Harry Hillman at 17 (left) and Lawson Robertson (right) in three-legged race, April 1909

On April 24, 1909, at the Military Games, Hillman and his friend Lawson Robertson set a record that has never been equaled, running the 100 yd three-legged race in 11.0 seconds. At those same Military Games on April 24, 1909, he entered six events and won five of them: the 100 yards, 220 yards, 440 yards, and 220 yard hurdles. He won four Amateur Athletic Union titles, two each in the 200 metres and 400 metres hurdles.

Hillman later served in World War I as a lieutenant in the aviation corps.
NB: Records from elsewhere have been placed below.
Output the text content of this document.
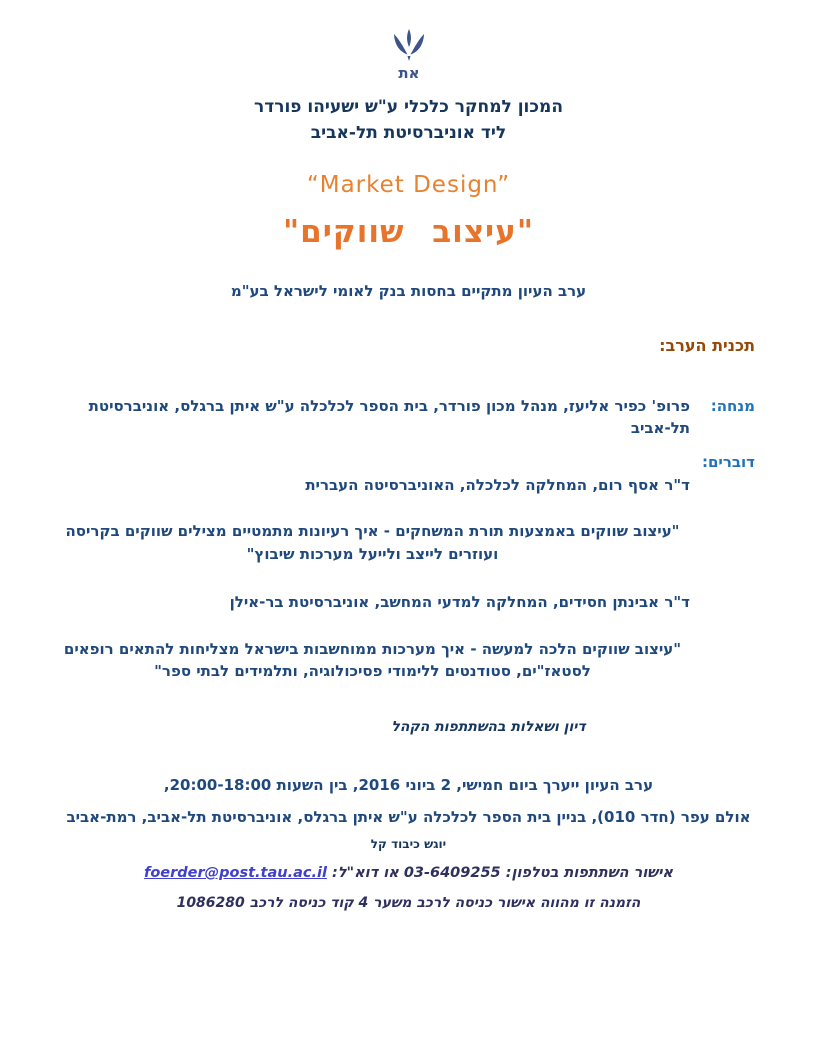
את

המכון למחקר כלכלי ע"ש ישעיהו פורדר

ליד אוניברסיטת תל-אביב

“Market Design”

"עיצוב שווקים"

ערב העיון מתקיים בחסות בנק לאומי לישראל בע"מ

תכנית הערב:

מנחה:
דוברים:

פרופ' כפיר אליעז, מנהל מכון פורדר, בית הספר לכלכלה ע"ש איתן ברגלס, אוניברסיטת תל-אביב

ד"ר אסף רום, המחלקה לכלכלה, האוניברסיטה העברית

"עיצוב שווקים באמצעות תורת המשחקים - איך רעיונות מתמטיים מצילים שווקים בקריסה ועוזרים לייצב ולייעל מערכות שיבוץ"

ד"ר אבינתן חסידים, המחלקה למדעי המחשב, אוניברסיטת בר-אילן

"עיצוב שווקים הלכה למעשה - איך מערכות ממוחשבות בישראל מצליחות להתאים רופאים לסטאז"ים, סטודנטים ללימודי פסיכולוגיה, ותלמידים לבתי ספר"

דיון ושאלות בהשתתפות הקהל

ערב העיון ייערך ביום חמישי, 2 ביוני 2016, בין השעות 20:00-18:00,

אולם עפר (חדר 010), בניין בית הספר לכלכלה ע"ש איתן ברגלס, אוניברסיטת תל-אביב, רמת-אביב

יוגש כיבוד קל

אישור השתתפות בטלפון: 03-6409255 או דוא"ל: foerder@post.tau.ac.il

הזמנה זו מהווה אישור כניסה לרכב משער 4 קוד כניסה לרכב 1086280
===Dartmouth Track coach===
The focal point of his career was serving as the track and field and cross-country coach at Dartmouth College for 35 years, from 1910 until his death in 1945. Hillman was elected an assistant professor of physical education at Dartmouth in 1919 and as assistant professor, without limitations, in 1922. He served as chairman of the department from 1921 to 1925.
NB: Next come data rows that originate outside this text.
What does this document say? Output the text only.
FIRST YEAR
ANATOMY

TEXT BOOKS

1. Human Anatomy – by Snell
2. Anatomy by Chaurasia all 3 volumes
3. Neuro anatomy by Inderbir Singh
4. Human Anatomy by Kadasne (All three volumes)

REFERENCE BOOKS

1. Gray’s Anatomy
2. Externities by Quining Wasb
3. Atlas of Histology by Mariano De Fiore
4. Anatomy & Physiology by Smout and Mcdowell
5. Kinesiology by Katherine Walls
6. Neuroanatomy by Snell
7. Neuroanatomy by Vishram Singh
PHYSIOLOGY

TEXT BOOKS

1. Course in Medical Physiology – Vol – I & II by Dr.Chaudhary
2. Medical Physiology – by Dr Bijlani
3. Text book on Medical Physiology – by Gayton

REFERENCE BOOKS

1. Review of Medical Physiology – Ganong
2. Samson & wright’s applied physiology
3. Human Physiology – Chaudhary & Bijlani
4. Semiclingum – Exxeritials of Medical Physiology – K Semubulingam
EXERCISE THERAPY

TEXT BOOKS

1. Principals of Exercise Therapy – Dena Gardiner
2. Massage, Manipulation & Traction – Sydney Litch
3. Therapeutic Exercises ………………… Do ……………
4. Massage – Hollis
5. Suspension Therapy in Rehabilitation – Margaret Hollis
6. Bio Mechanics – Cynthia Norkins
In addition to his responsibilities as a track coach, he occasionally coached the Dartmouth football team, likely in conditioning. At Dartmouth, Hillman advised hurdlers to swallow raw eggs, which he believed to be "excellent for the wind and stomach." Some of the track athletes who were hurdlers or runners, sports in which he excelled, that he developed at Dartmouth were Don Burnham '44 in the mile; Gus Braun '15, Monty Wells '28, and Jack Donovan '38, in the hurdles. In the high jump, intercollegiate champions he trained included Russ Palmer '10, Roy Brown '23, and Tom Maynard '29. He also trained Mark Wright '13, C. E. Buck '13 and Laddy Myers '20 in the pole vault; Bud Whitney '15, Jack Shelburne '19, W. C. Beers '21, and Tony Geniawicz '37 in the shot.

===Olympic coach===
He was on the Olympic track and field coaching staff in 1924, 1928, and 1932 Summer Olympics, as well as acting as trainer for the American Davis Cup team in 1935 where he convinced the players of the value of taking salt tablets to replace lost water. One of his most famous athletes was Canadian hurdler Earl Thomson, Dartmouth Class of 22, the winner of the gold medal in the 110 metres hurdles at the 1920 Summer Olympics. In 1930, Hillman, along with Thomson and Harold Barron, was involved in the design of a new safer hurdle, with a view to reducing the danger of bad falls and injuries.

Hillman also served as Secretary-Treasurer of the College Track Coaches Association of America. He wrote many articles on Track and Conditioning for newspapers and magazines that included The Boston Herald, The New York Times, The Athletic Journal, and The Scholastic Coach.

Hillman died at Dick's House, the College Infirmary at Dartmouth College on August 9, 1945 in Hanover, New Hampshire, from what was diagnosed at the time as a heart ailment, coronary thrombosis. He was buried at Pine Knoll Cemetery in Hannover, and his gravestone marks his years as Dartmouth Track Coach, 1910-45.